Ter, 10/01/2017 - 10:13
O país está a viver o cerimonial do passamento de Mário Soares, figura que certamente, nos próximos séculos, terá lugar na história de Portugal, da Europa e do mundo.
Teve uma vida dedicada à política, num patamar de inegável nobreza, primeiro no combate, decidido e entusiasta, ao arcaico Estado Novo, com duro sacrifício de décadas, alimentando a esperança da liberdade e da justiça, depois, na batalha decisiva de 1975, contra o totalitarismo dito de esquerda, que deixou marcas de grande miséria humana num mundo que podíamos estar a viver com outra tranquilidade.
A democracia portuguesa dos últimos quarenta anos é obra também muito sua, mesmo quando lhe encontramos defeitos inegáveis, a par de reconhecidas virtualidades.
Ninguém lhe poderá negar a coragem e a frontalidade, que lhe granjearam o respeito da imensa maioria dos portugueses, conscientes de quanto foi decisiva a sua liderança desassombrada, que permitiu travar, em conjugação com sectores militares democráticos, a aventura sectária para instalação de um totalitarismo à moda soviética, que quase levou o país à guerra civil, depois de treze anos de desgaste no conflitos em África.

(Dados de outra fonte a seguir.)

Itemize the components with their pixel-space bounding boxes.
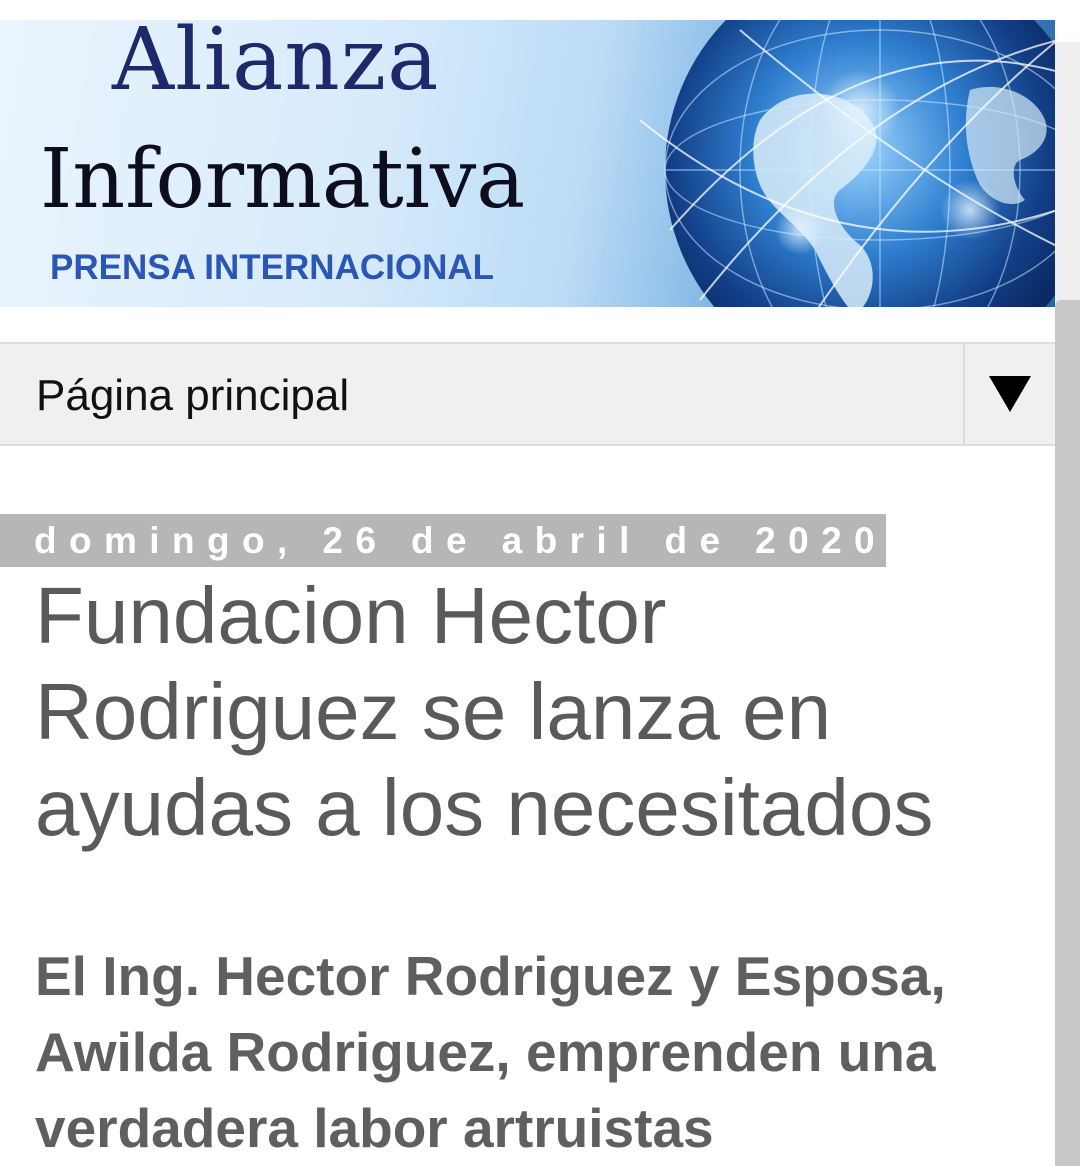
page-nav-dropdown[interactable]: Página principal: [0, 342, 1055, 446]
globe-network-icon: [640, 20, 1055, 307]
nav-dropdown-button[interactable]: [965, 344, 1055, 444]
blog-header-banner[interactable]: Alianza Informativa PRENSA INTERNACIONAL: [0, 20, 1055, 307]
blog-title-line-2: Informativa: [40, 132, 526, 227]
post-title[interactable]: Fundacion Hector Rodriguez se lanza en a…: [35, 568, 1035, 856]
page: Alianza Informativa PRENSA INTERNACIONAL…: [0, 0, 1080, 1166]
post-date-header: domingo, 26 de abril de 2020: [0, 514, 886, 567]
post-date: domingo, 26 de abril de 2020: [34, 520, 888, 561]
post-subtitle: El Ing. Hector Rodriguez y Esposa, Awild…: [35, 945, 946, 1159]
blog-tagline: PRENSA INTERNACIONAL: [50, 248, 494, 287]
scrollbar-thumb[interactable]: [1055, 300, 1080, 1166]
status-bar: [0, 0, 1080, 20]
nav-current-page-label[interactable]: Página principal: [36, 368, 349, 424]
blog-title-line-1: Alianza: [112, 20, 440, 110]
triangle-down-icon: [989, 376, 1031, 412]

Os combates que Soares liderou foram decisivos, mas não arredaram para sempre as ameaças, mesmo se hoje tudo aparenta viver na paz do Senhor. Na verdade, no mundo continua a sentir-se o risco de bandoleiros da história poderem ter, em tempos próximos, oportunidades para dar largas à sua propensão sanguinária, que se alimenta do caos que a demagogia proporciona.
Nos últimos tempos a figura de Mário Soares deixou algumas perplexidades, mas haveremos de reconhecer que a natureza também é cruel quando torna exuberantes os sinais de finitude, que requerem o resguardo, nem sempre garantido, mas integráveis no processo sempre trágico da deterioração do nosso suporte fisiológico.
Porque o tempo gasta sempre a vida, a morte, para nosso sossego, é, há muito, entendida como uma passagem para um desconhecido fantástico ou para o inexorável esquecimento, mais dia menos dia, como lembrou Álvaro de Campos, essa declinação angustiada de Pessoa.
Se nos distanciarmos do natural individualismo e nos concebermos como grãos cósmicos no universo, uma construção infinita, atenuaremos, por agora, essa sensação de que, afinal, nada vale a pena, mesmo quando a alma é do tamanho de uma galáxia.
Conforta-nos a conquista, que cremos heróica, do conhecimento e a consolidação da memória que tem mostrado condições para que nos expliquemos, por enquanto, na medida das nossas ansiedades.
O essencial do legado de Soares foram quase setenta anos da dignidade dos que marcam a história para o bem da humanidade. Ele, que não teve esperanças de eternidades compensadoras, foi capaz de uma dedicação a causas comuns para que, depois do seu inevitável esquecimento, os vindouros possam fazer a viagem da felicidade possível.
Por isso, foi mesmo fixe, como dizia a malta que o apoiou na jornada memorável de 1985, que o conduziu à condição de presidente desta república, de gente com direito a ser feliz, apesar das lágrimas que lhe afloram aos olhos neste Janeiro frio mas também luminoso.